A Few Problematic Characters
Spending as much time in the downtown milieu as I have been recently, one becomes acquainted with all manner of eccentrics. Here are a few.
The Bike Molester
In many ways, the worst kind of weirdos are the ones right on the borderline of normalcy. They possess only a thin veneer of sanity, and all it takes is eye contact to shatter it like the glaze of a crème brûlée. I discovered one such specimen, and comrades, let me tell you: this guy was a piece of work. I’d guess him to be early 30s, baseball cap, bad teeth, but mistakable at a distance of a few yards for a sane human. He coasted up to the bike rack on Bishop where I frequently stop; I was sitting there in front of the Starbucks, daydreaming between runs.
“Hey,” he says.
”’Sup,” I reply by way of greeting.
“Girl problemth.” Oh god—the lisp of the socially maladroit. Also, at close range now, I see the glint of madness in his eyes. I should have run.
“That sucks,” I say.
“Yeah, she won’t let me talk to her anymore, she’th crathy!” The gentlemen begins yammering, and even through his incoherent relating of his “girl problemth,” I can pretty much peg the fellow as a man for whom the word “inappropriate” carries no heft. I start to worry. I still have no idea of the horror that is about to ensue.
“Chicks, man. What can you do?” I say.
“Yeah, she’th like…” I am vague on his monologue, because it was incoherent and I was rapidly becoming terrified. He starts to lock his bike to the rack where mine is, and begins wrenching my bike around to make room for his. Unacceptable. He doesn’t know it’s mine, but still—this I cannot abide.
“Yeah, well, good luck with that, man, I gotta go,” I say, and jump up from my seat, proceeding to unlock my bike.
“Oh, that’th yourth? I’m thorry, man…” and thus saying, he leans down lovingly and nuzzles the top tube of my frame, whispering some vile apology.
“WHOAH WHOAH okay buddy, I gotta go see you later” I hastily say, getting on the bike, sprinting away, and praying I never see him again. I haven’t so far.
The Weirdest, Saddest Delivery Ever
Recently I went on a run to cash a check for an old woman in the hospital. How would that work? Well. I don’t know this lady’s story, but she needed some cash from her account, and she was in the hospital. So my job was to go to her hospital room, where she would write a check to me, which I would take to her bank, cash, and return to her. Needless to say, this is a suboptimal solution to the problem of getting cash, because it involves complete trust in a total stranger.

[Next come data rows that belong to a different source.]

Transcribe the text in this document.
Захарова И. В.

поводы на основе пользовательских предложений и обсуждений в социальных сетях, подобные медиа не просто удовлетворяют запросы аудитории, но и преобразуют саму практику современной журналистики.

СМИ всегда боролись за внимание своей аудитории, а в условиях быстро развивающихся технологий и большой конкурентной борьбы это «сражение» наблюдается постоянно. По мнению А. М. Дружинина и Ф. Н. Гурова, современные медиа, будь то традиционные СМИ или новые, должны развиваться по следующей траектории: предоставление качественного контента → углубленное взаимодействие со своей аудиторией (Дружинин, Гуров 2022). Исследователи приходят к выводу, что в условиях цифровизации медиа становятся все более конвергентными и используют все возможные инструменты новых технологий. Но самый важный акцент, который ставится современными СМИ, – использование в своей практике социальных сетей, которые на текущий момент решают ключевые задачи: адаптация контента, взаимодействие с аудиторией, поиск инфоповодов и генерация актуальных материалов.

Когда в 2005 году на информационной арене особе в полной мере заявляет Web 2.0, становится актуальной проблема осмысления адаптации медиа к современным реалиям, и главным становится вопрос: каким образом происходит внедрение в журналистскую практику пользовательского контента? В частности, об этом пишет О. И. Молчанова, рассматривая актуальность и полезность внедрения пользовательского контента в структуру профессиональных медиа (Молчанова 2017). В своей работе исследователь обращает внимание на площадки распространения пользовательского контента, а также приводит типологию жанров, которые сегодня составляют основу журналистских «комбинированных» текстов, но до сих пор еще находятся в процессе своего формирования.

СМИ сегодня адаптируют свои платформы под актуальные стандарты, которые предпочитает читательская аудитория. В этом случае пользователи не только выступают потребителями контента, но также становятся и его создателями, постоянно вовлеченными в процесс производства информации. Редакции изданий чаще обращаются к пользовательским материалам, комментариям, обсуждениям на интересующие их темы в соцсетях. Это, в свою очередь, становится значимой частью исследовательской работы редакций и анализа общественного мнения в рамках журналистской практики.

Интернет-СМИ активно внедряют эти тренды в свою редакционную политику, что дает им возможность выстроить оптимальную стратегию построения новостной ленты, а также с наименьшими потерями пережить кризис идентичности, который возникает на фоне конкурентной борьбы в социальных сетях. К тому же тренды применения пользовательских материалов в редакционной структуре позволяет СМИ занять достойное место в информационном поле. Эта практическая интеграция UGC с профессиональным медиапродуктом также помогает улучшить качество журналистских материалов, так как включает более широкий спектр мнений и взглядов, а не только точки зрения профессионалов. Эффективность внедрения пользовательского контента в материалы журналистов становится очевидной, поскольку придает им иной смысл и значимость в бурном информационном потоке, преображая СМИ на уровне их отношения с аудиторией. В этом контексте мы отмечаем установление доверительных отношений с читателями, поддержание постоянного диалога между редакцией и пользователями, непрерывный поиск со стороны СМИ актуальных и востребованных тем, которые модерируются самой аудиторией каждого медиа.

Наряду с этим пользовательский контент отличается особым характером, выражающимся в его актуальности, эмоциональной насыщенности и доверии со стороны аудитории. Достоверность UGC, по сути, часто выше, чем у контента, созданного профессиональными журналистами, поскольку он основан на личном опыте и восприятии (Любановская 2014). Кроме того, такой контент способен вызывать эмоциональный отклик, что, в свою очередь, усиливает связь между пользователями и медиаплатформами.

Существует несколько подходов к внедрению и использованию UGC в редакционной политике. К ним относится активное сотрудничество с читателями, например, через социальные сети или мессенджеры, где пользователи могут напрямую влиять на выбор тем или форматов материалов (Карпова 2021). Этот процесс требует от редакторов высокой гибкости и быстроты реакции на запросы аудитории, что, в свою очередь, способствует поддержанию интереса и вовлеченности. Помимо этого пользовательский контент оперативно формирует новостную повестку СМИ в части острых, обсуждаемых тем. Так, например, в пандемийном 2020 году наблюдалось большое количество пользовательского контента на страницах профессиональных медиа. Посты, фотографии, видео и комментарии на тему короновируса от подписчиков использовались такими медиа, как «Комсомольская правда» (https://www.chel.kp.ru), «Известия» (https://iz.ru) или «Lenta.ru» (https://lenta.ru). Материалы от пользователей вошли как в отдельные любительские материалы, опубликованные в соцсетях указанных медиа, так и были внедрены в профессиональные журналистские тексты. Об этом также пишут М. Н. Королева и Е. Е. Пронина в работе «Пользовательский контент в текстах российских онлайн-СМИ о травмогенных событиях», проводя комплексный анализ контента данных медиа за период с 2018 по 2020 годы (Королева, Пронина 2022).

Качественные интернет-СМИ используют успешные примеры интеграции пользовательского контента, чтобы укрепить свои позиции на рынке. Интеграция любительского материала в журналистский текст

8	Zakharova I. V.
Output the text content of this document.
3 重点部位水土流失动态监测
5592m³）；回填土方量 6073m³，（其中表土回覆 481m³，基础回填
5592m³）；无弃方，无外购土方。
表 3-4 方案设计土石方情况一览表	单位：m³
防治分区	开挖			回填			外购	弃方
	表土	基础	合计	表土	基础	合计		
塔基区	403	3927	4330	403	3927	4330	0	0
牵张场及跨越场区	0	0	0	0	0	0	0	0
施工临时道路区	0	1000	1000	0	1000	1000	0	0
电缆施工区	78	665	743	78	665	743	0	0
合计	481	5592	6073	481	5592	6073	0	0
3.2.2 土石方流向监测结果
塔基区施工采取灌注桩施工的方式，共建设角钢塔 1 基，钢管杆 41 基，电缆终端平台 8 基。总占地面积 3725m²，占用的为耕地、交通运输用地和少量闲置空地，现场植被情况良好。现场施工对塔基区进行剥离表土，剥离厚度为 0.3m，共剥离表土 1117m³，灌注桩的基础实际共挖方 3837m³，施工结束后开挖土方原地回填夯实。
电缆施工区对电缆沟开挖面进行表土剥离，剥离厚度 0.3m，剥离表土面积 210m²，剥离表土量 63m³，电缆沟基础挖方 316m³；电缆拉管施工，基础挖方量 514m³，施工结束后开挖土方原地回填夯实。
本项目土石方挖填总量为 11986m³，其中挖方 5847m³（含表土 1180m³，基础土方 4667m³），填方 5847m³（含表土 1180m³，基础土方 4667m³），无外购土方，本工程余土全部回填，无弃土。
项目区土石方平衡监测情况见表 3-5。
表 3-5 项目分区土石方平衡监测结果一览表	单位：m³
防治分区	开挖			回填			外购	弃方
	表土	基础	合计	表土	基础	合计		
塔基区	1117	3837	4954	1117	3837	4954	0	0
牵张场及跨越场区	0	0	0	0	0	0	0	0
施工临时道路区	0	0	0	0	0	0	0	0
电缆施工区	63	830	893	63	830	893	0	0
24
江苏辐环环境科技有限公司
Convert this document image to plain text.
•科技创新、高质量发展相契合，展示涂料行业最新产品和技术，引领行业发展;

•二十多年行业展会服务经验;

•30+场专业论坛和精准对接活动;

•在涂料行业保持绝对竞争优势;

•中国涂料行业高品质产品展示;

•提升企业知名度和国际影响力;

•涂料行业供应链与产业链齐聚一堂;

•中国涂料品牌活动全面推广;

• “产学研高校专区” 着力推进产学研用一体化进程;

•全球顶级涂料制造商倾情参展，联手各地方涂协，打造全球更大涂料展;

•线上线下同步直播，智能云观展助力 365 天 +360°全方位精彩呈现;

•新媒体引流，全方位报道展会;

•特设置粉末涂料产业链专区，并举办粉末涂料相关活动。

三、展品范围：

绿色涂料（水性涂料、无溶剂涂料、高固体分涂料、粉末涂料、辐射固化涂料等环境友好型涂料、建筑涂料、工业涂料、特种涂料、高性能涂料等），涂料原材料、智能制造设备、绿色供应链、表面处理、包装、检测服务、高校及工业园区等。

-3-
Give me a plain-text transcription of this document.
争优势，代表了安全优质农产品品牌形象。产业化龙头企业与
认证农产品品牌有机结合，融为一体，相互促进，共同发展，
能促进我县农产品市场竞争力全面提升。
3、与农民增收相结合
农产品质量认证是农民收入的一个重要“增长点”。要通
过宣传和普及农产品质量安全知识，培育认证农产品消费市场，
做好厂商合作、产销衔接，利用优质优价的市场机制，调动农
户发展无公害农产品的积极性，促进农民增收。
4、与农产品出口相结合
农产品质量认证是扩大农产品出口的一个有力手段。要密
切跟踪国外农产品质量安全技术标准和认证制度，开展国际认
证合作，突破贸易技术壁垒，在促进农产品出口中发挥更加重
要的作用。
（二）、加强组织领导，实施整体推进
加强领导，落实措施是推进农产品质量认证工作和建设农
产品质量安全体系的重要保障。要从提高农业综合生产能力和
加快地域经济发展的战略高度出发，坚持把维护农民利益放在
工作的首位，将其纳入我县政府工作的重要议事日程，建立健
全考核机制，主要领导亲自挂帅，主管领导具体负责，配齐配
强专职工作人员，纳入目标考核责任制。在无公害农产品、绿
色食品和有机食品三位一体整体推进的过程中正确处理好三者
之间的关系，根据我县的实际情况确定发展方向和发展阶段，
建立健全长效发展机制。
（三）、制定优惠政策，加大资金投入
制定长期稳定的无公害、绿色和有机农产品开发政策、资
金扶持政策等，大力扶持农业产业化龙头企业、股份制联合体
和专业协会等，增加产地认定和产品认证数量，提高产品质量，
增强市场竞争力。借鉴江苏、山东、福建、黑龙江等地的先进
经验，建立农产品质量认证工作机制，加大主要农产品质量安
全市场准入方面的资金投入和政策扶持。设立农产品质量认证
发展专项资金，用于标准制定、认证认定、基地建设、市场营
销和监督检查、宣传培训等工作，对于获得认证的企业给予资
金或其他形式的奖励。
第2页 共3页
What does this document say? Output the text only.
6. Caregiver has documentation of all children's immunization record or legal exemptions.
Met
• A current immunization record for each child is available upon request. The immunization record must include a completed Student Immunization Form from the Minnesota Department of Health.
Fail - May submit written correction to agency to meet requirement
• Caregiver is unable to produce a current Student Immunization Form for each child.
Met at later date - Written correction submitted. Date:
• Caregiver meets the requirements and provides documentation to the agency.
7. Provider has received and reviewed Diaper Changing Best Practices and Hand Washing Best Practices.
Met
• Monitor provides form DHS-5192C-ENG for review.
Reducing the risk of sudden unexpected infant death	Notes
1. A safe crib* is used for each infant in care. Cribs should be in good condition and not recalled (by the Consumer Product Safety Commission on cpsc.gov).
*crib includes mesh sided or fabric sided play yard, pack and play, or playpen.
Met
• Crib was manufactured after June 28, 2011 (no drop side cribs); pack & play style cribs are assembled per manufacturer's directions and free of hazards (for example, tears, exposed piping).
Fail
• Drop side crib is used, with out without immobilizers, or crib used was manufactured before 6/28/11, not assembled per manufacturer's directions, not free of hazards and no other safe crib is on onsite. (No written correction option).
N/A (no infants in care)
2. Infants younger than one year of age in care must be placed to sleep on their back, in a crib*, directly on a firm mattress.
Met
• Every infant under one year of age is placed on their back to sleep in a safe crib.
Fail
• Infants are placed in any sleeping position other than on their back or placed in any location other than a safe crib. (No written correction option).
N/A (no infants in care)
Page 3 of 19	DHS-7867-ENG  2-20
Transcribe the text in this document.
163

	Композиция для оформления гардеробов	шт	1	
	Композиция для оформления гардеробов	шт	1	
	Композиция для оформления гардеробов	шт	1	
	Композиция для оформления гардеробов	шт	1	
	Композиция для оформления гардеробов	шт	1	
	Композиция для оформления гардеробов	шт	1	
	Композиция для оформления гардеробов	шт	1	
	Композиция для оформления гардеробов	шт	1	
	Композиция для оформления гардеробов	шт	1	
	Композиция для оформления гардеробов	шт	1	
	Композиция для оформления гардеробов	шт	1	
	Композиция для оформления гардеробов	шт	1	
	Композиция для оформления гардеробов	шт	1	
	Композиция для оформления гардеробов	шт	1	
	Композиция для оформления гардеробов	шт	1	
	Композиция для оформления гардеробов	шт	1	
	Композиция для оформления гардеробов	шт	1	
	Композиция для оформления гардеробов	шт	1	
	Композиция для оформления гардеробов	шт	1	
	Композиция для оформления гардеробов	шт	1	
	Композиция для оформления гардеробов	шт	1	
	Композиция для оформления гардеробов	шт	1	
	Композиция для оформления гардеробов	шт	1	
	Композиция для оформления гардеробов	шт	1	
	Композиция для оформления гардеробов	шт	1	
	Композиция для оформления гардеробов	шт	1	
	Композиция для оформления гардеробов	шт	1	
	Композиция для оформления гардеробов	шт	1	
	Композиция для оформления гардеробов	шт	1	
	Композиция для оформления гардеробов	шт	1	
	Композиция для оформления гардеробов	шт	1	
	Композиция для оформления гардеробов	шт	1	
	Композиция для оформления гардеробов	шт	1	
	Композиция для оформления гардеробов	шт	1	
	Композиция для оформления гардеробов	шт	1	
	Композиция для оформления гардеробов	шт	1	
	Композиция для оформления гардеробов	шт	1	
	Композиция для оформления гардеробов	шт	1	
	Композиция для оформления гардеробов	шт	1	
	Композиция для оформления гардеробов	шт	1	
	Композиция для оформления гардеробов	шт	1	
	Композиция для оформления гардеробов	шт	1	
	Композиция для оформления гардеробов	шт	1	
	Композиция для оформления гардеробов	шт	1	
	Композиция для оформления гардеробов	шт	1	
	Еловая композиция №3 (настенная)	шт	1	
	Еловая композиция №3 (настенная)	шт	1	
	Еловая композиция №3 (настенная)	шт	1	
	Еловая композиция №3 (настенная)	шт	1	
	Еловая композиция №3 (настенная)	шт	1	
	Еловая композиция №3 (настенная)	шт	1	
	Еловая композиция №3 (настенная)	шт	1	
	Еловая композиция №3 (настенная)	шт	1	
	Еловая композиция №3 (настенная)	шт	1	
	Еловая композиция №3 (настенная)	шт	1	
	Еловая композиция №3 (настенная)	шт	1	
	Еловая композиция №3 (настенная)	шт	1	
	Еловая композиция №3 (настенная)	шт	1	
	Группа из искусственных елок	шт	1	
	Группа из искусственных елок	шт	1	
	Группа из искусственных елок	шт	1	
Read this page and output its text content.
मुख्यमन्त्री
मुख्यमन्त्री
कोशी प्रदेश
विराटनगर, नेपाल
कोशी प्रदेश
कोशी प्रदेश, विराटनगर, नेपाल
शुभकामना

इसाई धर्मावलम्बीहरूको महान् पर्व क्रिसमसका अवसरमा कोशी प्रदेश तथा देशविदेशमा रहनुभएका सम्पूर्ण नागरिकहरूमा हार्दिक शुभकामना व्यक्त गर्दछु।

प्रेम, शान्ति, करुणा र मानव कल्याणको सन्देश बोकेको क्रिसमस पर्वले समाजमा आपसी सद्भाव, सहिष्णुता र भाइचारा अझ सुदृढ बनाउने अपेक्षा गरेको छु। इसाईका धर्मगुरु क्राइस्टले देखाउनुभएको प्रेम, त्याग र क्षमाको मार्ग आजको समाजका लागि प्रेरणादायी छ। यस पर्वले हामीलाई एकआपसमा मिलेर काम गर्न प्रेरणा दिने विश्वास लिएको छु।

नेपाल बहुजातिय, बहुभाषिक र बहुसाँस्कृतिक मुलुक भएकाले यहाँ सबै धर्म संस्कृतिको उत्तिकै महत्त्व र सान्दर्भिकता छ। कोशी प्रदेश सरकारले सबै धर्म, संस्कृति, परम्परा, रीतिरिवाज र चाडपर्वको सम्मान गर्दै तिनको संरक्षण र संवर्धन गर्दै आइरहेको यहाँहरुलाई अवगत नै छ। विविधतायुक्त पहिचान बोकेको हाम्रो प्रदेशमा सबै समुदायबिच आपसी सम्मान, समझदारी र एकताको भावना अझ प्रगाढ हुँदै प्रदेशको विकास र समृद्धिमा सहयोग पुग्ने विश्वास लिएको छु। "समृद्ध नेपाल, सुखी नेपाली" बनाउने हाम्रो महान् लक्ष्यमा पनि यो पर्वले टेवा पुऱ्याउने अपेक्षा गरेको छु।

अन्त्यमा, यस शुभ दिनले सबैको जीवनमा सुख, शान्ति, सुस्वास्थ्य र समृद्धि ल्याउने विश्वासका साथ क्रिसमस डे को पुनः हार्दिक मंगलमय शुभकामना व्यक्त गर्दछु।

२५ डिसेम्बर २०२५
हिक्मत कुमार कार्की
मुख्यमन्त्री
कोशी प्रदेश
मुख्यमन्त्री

I did this run, and the woman in question—I don’t know if she was homeless, probably not—but she was certainly alone and in poor health. She was probably a little crazy. She fished out a check from her purse that was tattered and water-damaged despite being blank, and made it out to me for $100.00. A hundred bucks. I had really expected it to be more, for some reason. I rode the few blocks over to the bank and cashed it, and returned the money. No big deal, just a slightly weird run.
But then I got to thinking, how lonely and desperate would you have to be to resort to such a roundabout way of getting money from your bank account? There must be nobody in the world who cares enough for that old woman to run a tiny errand for her, so I did it, and made ten bucks in the process.
I was depressed for several hours after that run.
Sudden Inexplicable Vulgarity
I’m unlocking my bike, and a shambling, dirty old woman in a black dress that must once have been alluring walks by, grinning. She is missing her front teeth, and it is not a pleasant sight. She leers at me as she passes, and yells—really shouts—“Blowjobs, extra extra! Blowjobs, extra extra!”
This was near the end of the single most exhausting day I have ever had in this job. All I could think was, “Huh?” In retrospect, did she think I was a paper boy? Was she impugning my supposed profession, or making some kind of unthinkable, horrific proposal? She sounded amused, like she had cleverly insulted me with a real zinger, as if she expected me to be really insulted. Or maybe it was just hilarious to her.
Whatever it was, it left a bad taste in my mouth. Um, so to speak.
In Conclusion
Insane transients of Honolulu: leave me alone. Thank you.